Il coniuge che spia l’altro, ficcanasando nel suo telefono commette un reato? È una domanda che si pongono in tanti, soprattutto perché in sede giudiziaria le coppie che intendono separarsi a causa di un presunto tradimento debbono presentare le prove dell’infedeltà. Spesso gli elementi probatori circa l’atteggiamento fedifrago del partner si nascondono proprio nel suo telefono. Ormai nel telefono è racchiusa l’intera vita di relazione di ciascun individuo, chat, messaggi, immagini, file e quant’altro rappresentano mezzi di comunicazione importanti e talvolta sono la spia di un tradimento in atto.
Impossessarsi del telefono altrui, anche se si tratta del marito o della moglie, utilizzando le password svelate dal coniuge in altre circostanze è una condotta illecita, integra infatti il reato di accesso abusivo a un sistema informatico.
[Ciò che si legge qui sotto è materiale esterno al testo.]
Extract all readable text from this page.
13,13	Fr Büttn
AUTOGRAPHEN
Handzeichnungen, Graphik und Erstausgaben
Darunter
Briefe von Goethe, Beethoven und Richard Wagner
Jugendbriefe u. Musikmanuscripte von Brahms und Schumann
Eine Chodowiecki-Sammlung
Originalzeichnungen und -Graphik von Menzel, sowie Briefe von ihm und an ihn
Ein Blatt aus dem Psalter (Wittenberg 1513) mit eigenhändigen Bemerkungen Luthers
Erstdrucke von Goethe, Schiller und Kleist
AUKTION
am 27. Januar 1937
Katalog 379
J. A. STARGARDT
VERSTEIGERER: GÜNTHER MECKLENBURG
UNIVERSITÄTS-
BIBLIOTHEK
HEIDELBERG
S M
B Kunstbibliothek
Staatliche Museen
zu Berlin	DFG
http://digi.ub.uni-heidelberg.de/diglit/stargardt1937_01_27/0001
La giurisprudenza della Corte di Cassazione sul punto è stata chiara, i giudici hanno infatti stabilito che per non incorrere in questa fattispecie di reato è necessario che il titolare del dispositivo rinnovi la password al coniuge volta per volta, prestando dunque il consenso. Il medesimo principio ribadito dalla Cassazione si applica anche per l’accesso ai social o alle email, conoscere le credenziali non autorizza il coniuge a leggere il contenuto della chat a meno che, il partner non gliele abbia fornite nuovamente.
Se il coniuge si rifiuta di cedere il proprio cellulare per far sì che l’altro possa leggere il contenuto dei messaggi in esso presente, deve essere rispettato. Qualora infatti il partner dovesse insistere fino a strapparglielo dalle mani incorrerebbe nel reato di rapina. Inoltre in sede di separazione, il diniego di cedere il proprio cellulare non costituisce una forma di ammissione di colpevolezza circa eventuali tradimenti. L’infedeltà va dimostrata nel corso del giudizio di separazione con prove concrete e, non già con ipotesi desunte dai comportamenti del coniuge.
Il Tribunale di Roma con la sentenza 6432/16 ha affermato che se il coniuge o il convivente lascia il telefono in un luogo dove la coppia abitualmente vive e, sempre che il dispositivo non abbia sistemi di sicurezza e password, prenderlo e leggerne il contenuto non integra un reato. Per i giudici del Tribunale di Roma infatti la convivenza riduce il livello di privacy, poiché la condivisione degli ambienti sottende il perfezionamento di un patto tacito, dal quale di desume l’accettazione della riduzione della riservatezza.
Ma cosa rischia chi illecitamente si impossessa del telefono del partner? Il coniuge che viola la legge può essere querelato per violazione della privacy, inoltre rischia di non poter utilizzare il materiale probatorio in sede di separazione, poiché acquisito illecitamente. L’orientamento dei giudici, in tal senso è contrastante, alcuni Tribunali ammettono infatti prove acquisite attraverso condotte illecite, mentre altri non lo consentono.